Iron Butterfly Fans Come To Terms With Apparent Discovery Of Missing Rocker's Remains
06/01/1999 7:00 PM, Yahoo! Music
(6/1/99, 4 p.m. PDT) - Fans of Iron Butterfly are coming to terms with the apparent death of Philip Kramer, after a human skull and bones, which likely belonged to the band's onetime bass player, were discovered on Saturday (May 29). The remains were found along with Kramer's driver's license and smashed van. The Los Angeles County Coroner is expected to identify the remains today.
Although Kramer did not join Iron Butterfly until 1975, seven years after the group made a name for itself with the rock classic "In-Gadda-Da-Vida," he was well-liked by the band's fans.
Rick Gagnon, an associate of the band, posted the news about the discovery of what appears to be Kramer's remains on the band's official website, www.ironbutterfly.com, on Monday (May 31) in a message titled "Closure."
"The remains of what is assumed to be that of Phil Kramer were found at the bottom of a canyon last Saturday near Malibu, Calif.," Gagnon wrote. "His van apparently plummeted off a 300-foot cliff, sending Phil to his death. Due to the circumstances, one can only speculate suicide. On behalf of the entire Iron Butterfly organization and fan base, I send sympathy to his family and friends. My personal wishes go to [Iron Butterfly drummer] Ron Bushy, who was probably closer to Phil than any man outside the family. I'm sorry Ron--Phil was one hell of a nice guy."
Kramer has been missing since Feb. 12, 1995, when he failed to return home after a trip to Los Angeles International Airport to pick up a business associate. During the drive, Kramer, then 42, called his wife and Bushy and told them both that he loved them, according to the Los Angeles Times. A third call was made to a 911 operator as Kramer drove on the Ventura Freeway somewhere in the San Fernando Valley. "This is Philip Taylor Kramer and I'm going to kill myself," the Times reports.

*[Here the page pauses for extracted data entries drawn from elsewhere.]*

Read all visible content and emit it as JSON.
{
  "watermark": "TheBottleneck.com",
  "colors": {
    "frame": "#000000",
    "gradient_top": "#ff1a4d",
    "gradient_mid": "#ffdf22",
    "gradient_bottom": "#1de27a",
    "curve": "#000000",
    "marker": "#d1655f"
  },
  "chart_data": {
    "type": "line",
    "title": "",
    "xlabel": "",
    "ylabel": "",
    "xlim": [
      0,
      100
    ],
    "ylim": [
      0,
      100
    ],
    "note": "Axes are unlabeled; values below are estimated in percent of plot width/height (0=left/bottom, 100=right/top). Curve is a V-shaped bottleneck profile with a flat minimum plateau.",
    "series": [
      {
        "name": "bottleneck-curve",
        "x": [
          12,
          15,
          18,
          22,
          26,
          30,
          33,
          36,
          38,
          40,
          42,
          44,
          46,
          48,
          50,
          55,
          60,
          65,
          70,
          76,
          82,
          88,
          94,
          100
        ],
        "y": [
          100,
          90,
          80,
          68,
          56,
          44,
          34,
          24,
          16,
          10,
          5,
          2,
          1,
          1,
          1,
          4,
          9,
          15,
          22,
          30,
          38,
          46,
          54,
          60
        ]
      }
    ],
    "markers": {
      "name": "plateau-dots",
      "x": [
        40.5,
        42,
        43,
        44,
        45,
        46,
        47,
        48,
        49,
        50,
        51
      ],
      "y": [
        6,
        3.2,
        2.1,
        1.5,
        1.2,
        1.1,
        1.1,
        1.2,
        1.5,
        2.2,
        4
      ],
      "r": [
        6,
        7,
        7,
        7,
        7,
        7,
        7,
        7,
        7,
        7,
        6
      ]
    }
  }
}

Bushy, however, told the Los Angeles Daily News that he does not believe Kramer killed himself. "I don't think it was a suicide," he said. "That's just not like Taylor. I've never known him to run away from something. He just tackles it head-on. He had a zest for life.
"My heart fell when I found out [Saturday] night," Bushy said. "It freaked me out. But it's some sort of closure."
Two hikers found the remains and Kramer's 1993 green Ford Aerostar van 450 feet below a road near Malibu.
After leaving Iron Butterfly, Kramer started the now-defunct company Total Multimedia, which specializes in video compression. In a 1995 interview, Kramer's father said that his son had made technological breakthroughs in his studies to send images via computer faster than the speed of light. At the time of his death, the musician was heavily in debt while his company was emerging from bankruptcy, the Times reported.
Whatever the circumstances behind his death, fans of Iron Butterfly are mourning Kramer. A fan named Pam posted the following message earlier today: "To the family of Taylor, I am so sorry to hear the sad news. I was always hoping in my heart that one day he would appear with his big warm smile and have an explanation of all this. His [indomitable] spirit will live in the hearts of all [that] knew him. His smile will never be forgotten! Bushy--I don't know what to say! So many memories! I sure will miss him!"